Die Kinder sind rechtlich ein eigener Fall
Die Krankenversicherung der Kinder muss nicht automatisch mit der Versicherung der Mutter wechseln. Sind beide Eltern gesetzlich versichert, können die Kinder meist über einen Elternteil beitragsfrei familienversichert bleiben. Ist ein Elternteil privat versichert und verdient er mehr als der gesetzlich versicherte Elternteil, kann die kostenlose Familienversicherung ausgeschlossen sein.
Entscheidend sind dabei nicht allein das Sorgerecht oder der Wohnort der Kinder. Maßgeblich sind vor allem der Versicherungsstatus und das Einkommen beider Eltern. Die Krankenkasse sollte deshalb frühzeitig schriftlich prüfen, wo die Kinder nach der Scheidung versichert bleiben.
Welche eigene Krankenversicherung nach der Scheidung möglich ist
Nach dem Ende der Familienversicherung gibt es nicht die eine Lösung für alle.

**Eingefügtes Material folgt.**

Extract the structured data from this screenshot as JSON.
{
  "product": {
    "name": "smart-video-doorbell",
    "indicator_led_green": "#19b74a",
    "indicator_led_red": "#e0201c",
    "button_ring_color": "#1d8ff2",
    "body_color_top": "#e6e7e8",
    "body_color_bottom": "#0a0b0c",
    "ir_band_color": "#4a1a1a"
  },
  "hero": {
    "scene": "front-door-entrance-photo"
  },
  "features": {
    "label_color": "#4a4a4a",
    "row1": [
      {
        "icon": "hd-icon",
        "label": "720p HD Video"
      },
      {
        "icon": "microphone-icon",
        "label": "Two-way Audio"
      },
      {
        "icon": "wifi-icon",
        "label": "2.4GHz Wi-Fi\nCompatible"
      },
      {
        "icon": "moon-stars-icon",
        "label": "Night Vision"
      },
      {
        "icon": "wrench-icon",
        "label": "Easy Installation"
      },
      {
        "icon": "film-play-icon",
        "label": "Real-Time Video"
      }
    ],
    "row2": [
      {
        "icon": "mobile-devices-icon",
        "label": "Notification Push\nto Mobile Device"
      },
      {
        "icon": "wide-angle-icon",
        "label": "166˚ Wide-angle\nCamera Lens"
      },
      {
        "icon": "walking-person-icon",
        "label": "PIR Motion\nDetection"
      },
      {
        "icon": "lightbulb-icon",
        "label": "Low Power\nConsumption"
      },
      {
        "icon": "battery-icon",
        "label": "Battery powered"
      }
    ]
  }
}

Die richtige Variante hängt vor allem von Erwerbstätigkeit, Arbeitslosigkeit, Alter, Vorversicherung und dem bisherigen Versicherungssystem ab.
| Situation nach der Scheidung | Mögliche Absicherung | Worauf es ankommt |
|---|---|---|
| Arbeitsverhältnis mit mehr als 603 Euro monatlich | Pflichtversicherung in der GKV | Die Beschäftigung muss versicherungspflichtig sein. |
| Kein ausreichendes Einkommen, aber Anspruch auf Bürgergeld | In der Regel Pflichtversicherung über das Jobcenter | Der Antrag muss gestellt und der Versicherungsstatus angegeben werden. |
| Keine Pflichtversicherung, ausreichende Vorversicherungszeit | Freiwillige Mitgliedschaft in der GKV | Beiträge richten sich nach den beitragspflichtigen Einnahmen. |
| Bisher private Krankenversicherung | Fortführung der PKV oder Wechsel in die GKV nur unter Voraussetzungen | Alter und bisheriger Versicherungsverlauf können den Wechsel erschweren. |
Die freiwillige gesetzliche Versicherung
War die Hausfrau bisher gesetzlich familienversichert, kann die Krankenkasse die Versicherung nach dem Ende der Familienversicherung häufig als freiwillige Mitgliedschaft fortsetzen. Die Kasse benötigt dafür aktuelle Angaben zu Einkommen, Unterhalt, Vermögen und weiteren Einnahmen. Auf Schreiben der Krankenkasse sollte man sofort reagieren, auch wenn die Scheidung finanziell noch nicht abschließend geregelt ist.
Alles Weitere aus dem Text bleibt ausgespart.